There is much focus on building an emergency and retirement fund, but have you ever wondered how much money do you need to make to start saving money? What if you are barely covering your basic needs? Is it realistic for you to save money? The answer is yes! As long as you are employed, you can begin saving right away. Below are some tips to make it happen.
- Prioritize your basic needs.
It is important that you can cover your monthly expenses before you start saving money. This means having the ability to pay for your essentials, including rent, groceries, utilities, insurance, and car or debt payments. If you are struggling to cover these, look at where you are spending your money. Maybe you need to prioritize your basic needs instead of your gym membership or paying for streaming services. Look for ways to cut your expenses so that you can make ends meet. Consider taking a roommate, cooking more often at home, or commuting to work to save money.

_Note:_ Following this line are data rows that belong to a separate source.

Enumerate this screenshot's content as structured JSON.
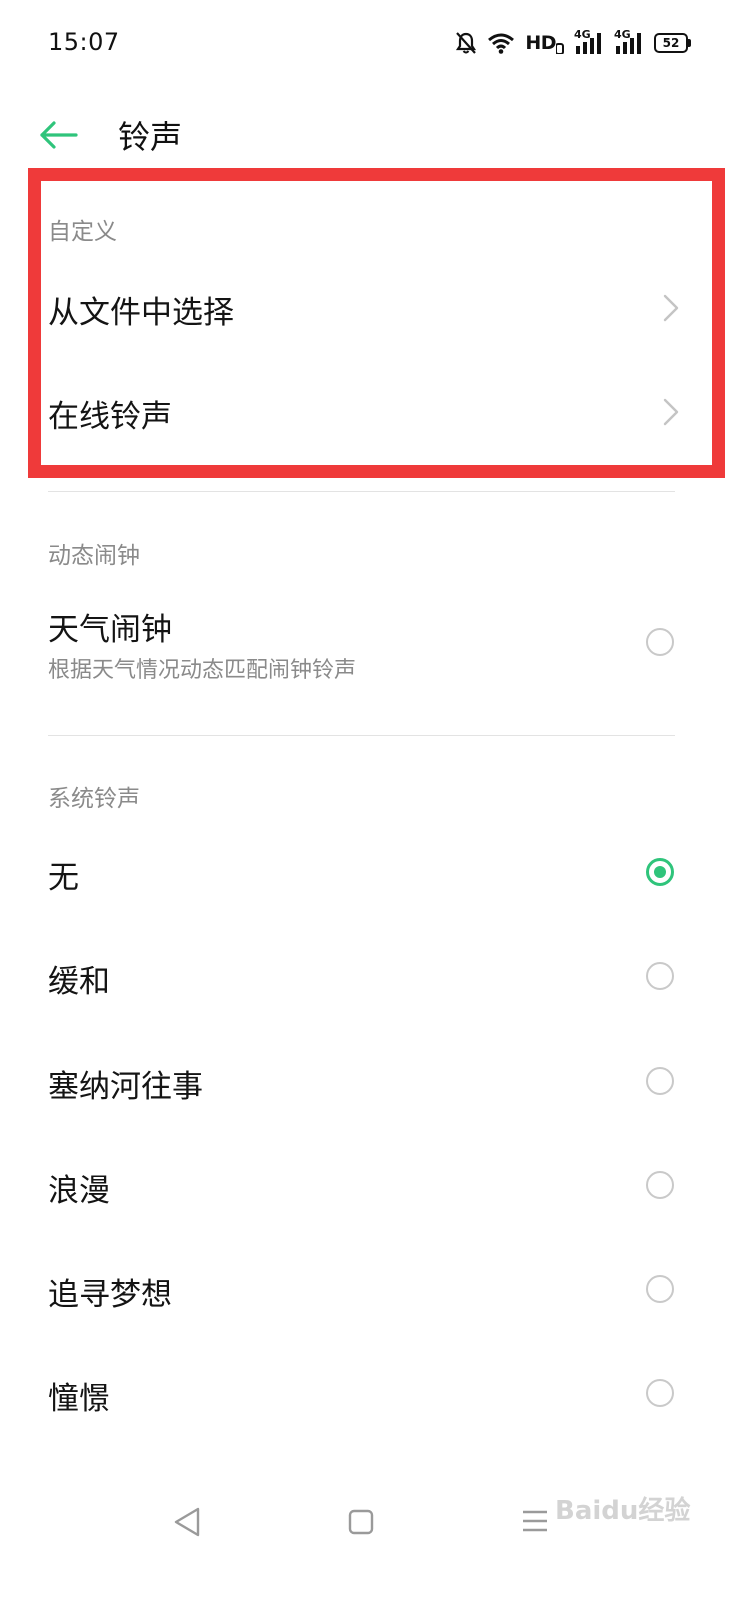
{
  "status_bar": {
    "time": "15:07",
    "network_label": "HD",
    "signal_1_label": "4G",
    "signal_2_label": "4G",
    "battery": "52"
  },
  "header": {
    "title": "铃声"
  },
  "custom_section": {
    "label": "自定义",
    "items": [
      {
        "label": "从文件中选择"
      },
      {
        "label": "在线铃声"
      }
    ]
  },
  "dynamic_section": {
    "label": "动态闹钟",
    "item": {
      "label": "天气闹钟",
      "subtitle": "根据天气情况动态匹配闹钟铃声",
      "selected": false
    }
  },
  "system_section": {
    "label": "系统铃声",
    "items": [
      {
        "label": "无",
        "selected": true
      },
      {
        "label": "缓和",
        "selected": false
      },
      {
        "label": "塞纳河往事",
        "selected": false
      },
      {
        "label": "浪漫",
        "selected": false
      },
      {
        "label": "追寻梦想",
        "selected": false
      },
      {
        "label": "憧憬",
        "selected": false
      }
    ]
  },
  "watermark": "Baidu经验",
  "colors": {
    "accent": "#2fc47b",
    "highlight": "#ef3a3a"
  }
}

- Pay off any high interest debt.
If you are carrying high interest credit card debt, your focus should be on eliminating debt first rather than saving. Chances are, you are paying more in interest each month than you would be earning on your savings. Put all your energy into kicking the debt so you can be in a better financial position to save money. Come up with a debt payment plan to expedite the process. Set up a monthly budget to streamline your spending, too.
- Create space for savings.
Examine your spending habits and be on the lookout for areas that you can cut so you can start saving sooner. Discretionary spending is the easiest place to start. Even if you only cut back $50 a week, this will immediately place you into the right financial path. Make your priorities clear – it is easier to have fun when you are financially secure. Do not sell yourself short.
- Start small.
There is no magic amount to earn to be able to save money. The numbers are not important here. It only matters that you start, no matter how small. Save as much as you can each month and build it up as you create more sources of income.